Datasets can be lazy (generators) for expensive setup, shared across multiple test files by defining them in tests/Pest.php, and combined with ->with() chaining to create a Cartesian product of scenarios.

describe() Blocks for Test Organization

Large test files become hard to navigate. Pest’s describe() block groups related tests and allows you to share setup using beforeEach() scoped to the block, without affecting tests outside it.

describe('OrderService', function () {
    beforeEach(function () {
        $this->service = new OrderService(
            payments: mock(PaymentGateway::class),
            inventory: mock(InventoryService::class),
        );
    });

    describe('placing orders', function () {
        it('reserves inventory before charging', function () {
            $this->service->payments->shouldReceive('charge')->never();
            $this->service->inventory->shouldReceive('reserve')->once();
            // ...
        });

        it('rolls back inventory if payment fails', function () {
            $this->service->payments->shouldReceive('charge')
                ->andThrow(PaymentException::class);
            $this->service->inventory->shouldReceive('release')->once();
            // ...
        });
    });

    describe('refunds', function () {
        it('restores inventory on full refund', function () {
            // ...
        });
    });
});

The nesting mirrors your domain logic’s structure and keeps setup close to the tests that need it.

The todo() Helper

One small quality-of-life feature worth mentioning: todo().
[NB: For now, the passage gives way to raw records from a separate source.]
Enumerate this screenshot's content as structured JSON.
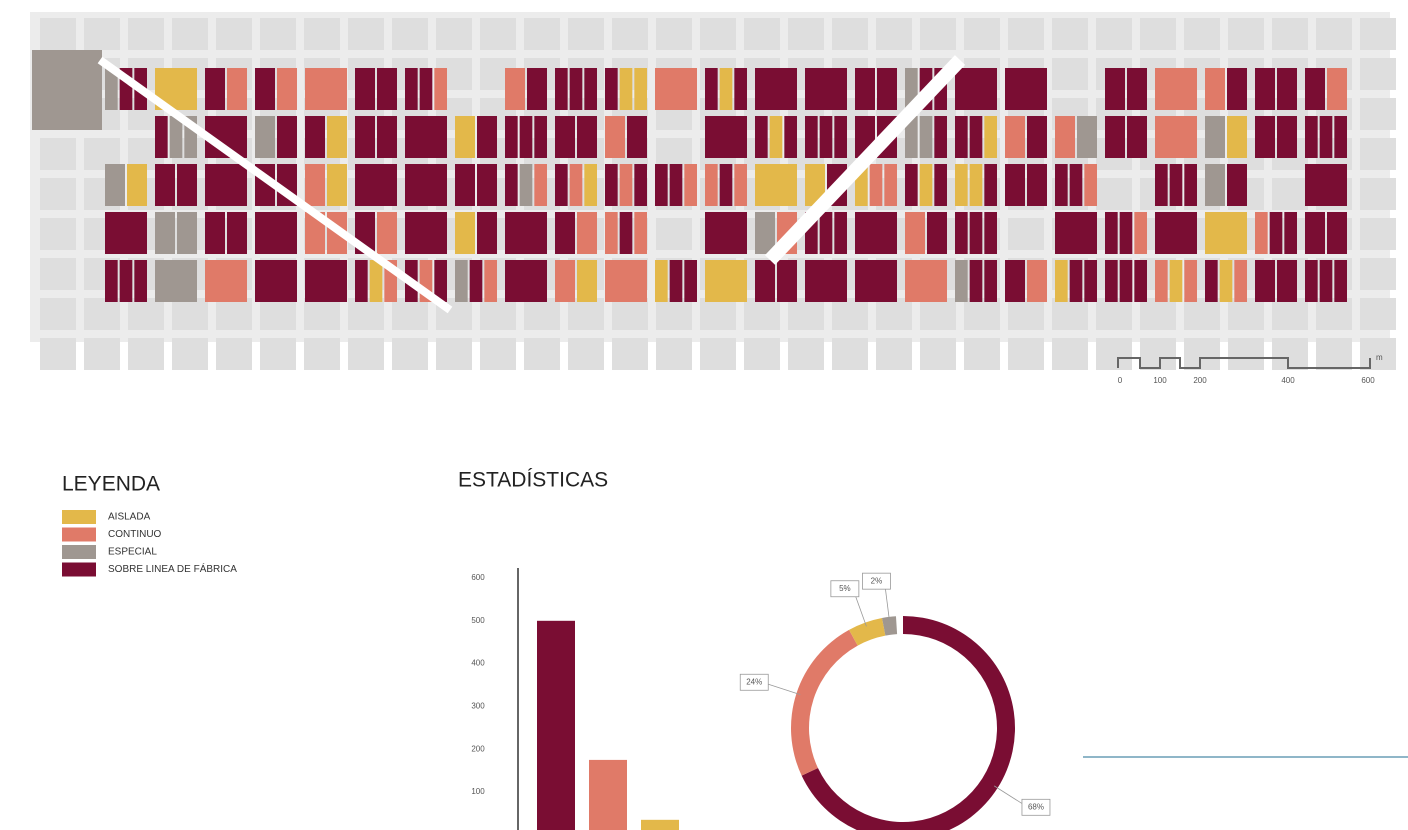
{
  "map": {
    "scale": {
      "labels": [
        "0",
        "100",
        "200",
        "400",
        "600"
      ],
      "unit": "m"
    }
  },
  "legend": {
    "title": "LEYENDA",
    "items": [
      {
        "label": "AISLADA",
        "color": "#e3b84a"
      },
      {
        "label": "CONTINUO",
        "color": "#e07a68"
      },
      {
        "label": "ESPECIAL",
        "color": "#9f9791"
      },
      {
        "label": "SOBRE LINEA DE FÁBRICA",
        "color": "#7a0d33"
      }
    ]
  },
  "stats": {
    "title": "ESTADÍSTICAS"
  },
  "chart_data": [
    {
      "type": "bar",
      "categories": [
        null,
        null,
        null
      ],
      "values": [
        500,
        175,
        35
      ],
      "colors": [
        "#7a0d33",
        "#e07a68",
        "#e3b84a"
      ],
      "ylim": [
        0,
        600
      ],
      "yticks": [
        100,
        200,
        300,
        400,
        500,
        600
      ]
    },
    {
      "type": "pie",
      "values": [
        68,
        24,
        5,
        2
      ],
      "value_labels": [
        "68%",
        "24%",
        "5%",
        "2%"
      ],
      "colors": [
        "#7a0d33",
        "#e07a68",
        "#e3b84a",
        "#9f9791"
      ]
    }
  ]
}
Writing a test stub that you intend to complete later but want tracked:

todo('order cancellation notifies the warehouse');
todo('expired sessions redirect to login with a flash message');

Running pest --todos lists all outstanding todos. This is not a replacement for your issue tracker, but it keeps test intent visible in the codebase and prevents the “I’ll write that test later” from silently disappearing.

Putting It Together in CI

A mature Pest configuration for a Laravel project in 2026 might look like this in phpunit.xml / pest.xml:

<coverage>
    <report>
        <clover outputFile="coverage.xml"/>
    </report>
</coverage>

And a CI run that covers multiple dimensions:

# Standard test run with coverage
./vendor/bin/pest --coverage --min=80

# Architecture tests (fast, run first)
./vendor/bin/pest --filter=arch

# Type coverage gate
./vendor/bin/pest --type-coverage --min=75

# Mutation testing on changed files (scheduled, not every PR)
./vendor/bin/pest --mutate --path=src/Domain

The architecture and type coverage checks are fast enough to run on every push. Mutation testing is expensive and is better suited to a nightly run or a pre-merge check on feature branches.

Why This Matters

PHP testing culture has historically optimized for getting tests to pass, not for verifying that the tests are meaningful. Mutation testing flips this around and makes the quality of your test assertions measurable. Architecture testing replaces “we agreed to this pattern” with “the build fails if you violate it.” Together these features turn a test suite from a collection of passing checks into a genuine specification of your system’s behavior.

Pest 3 is available now. If you are on Pest 2, the upgrade path is documented at pestphp.com and is straightforward for most projects.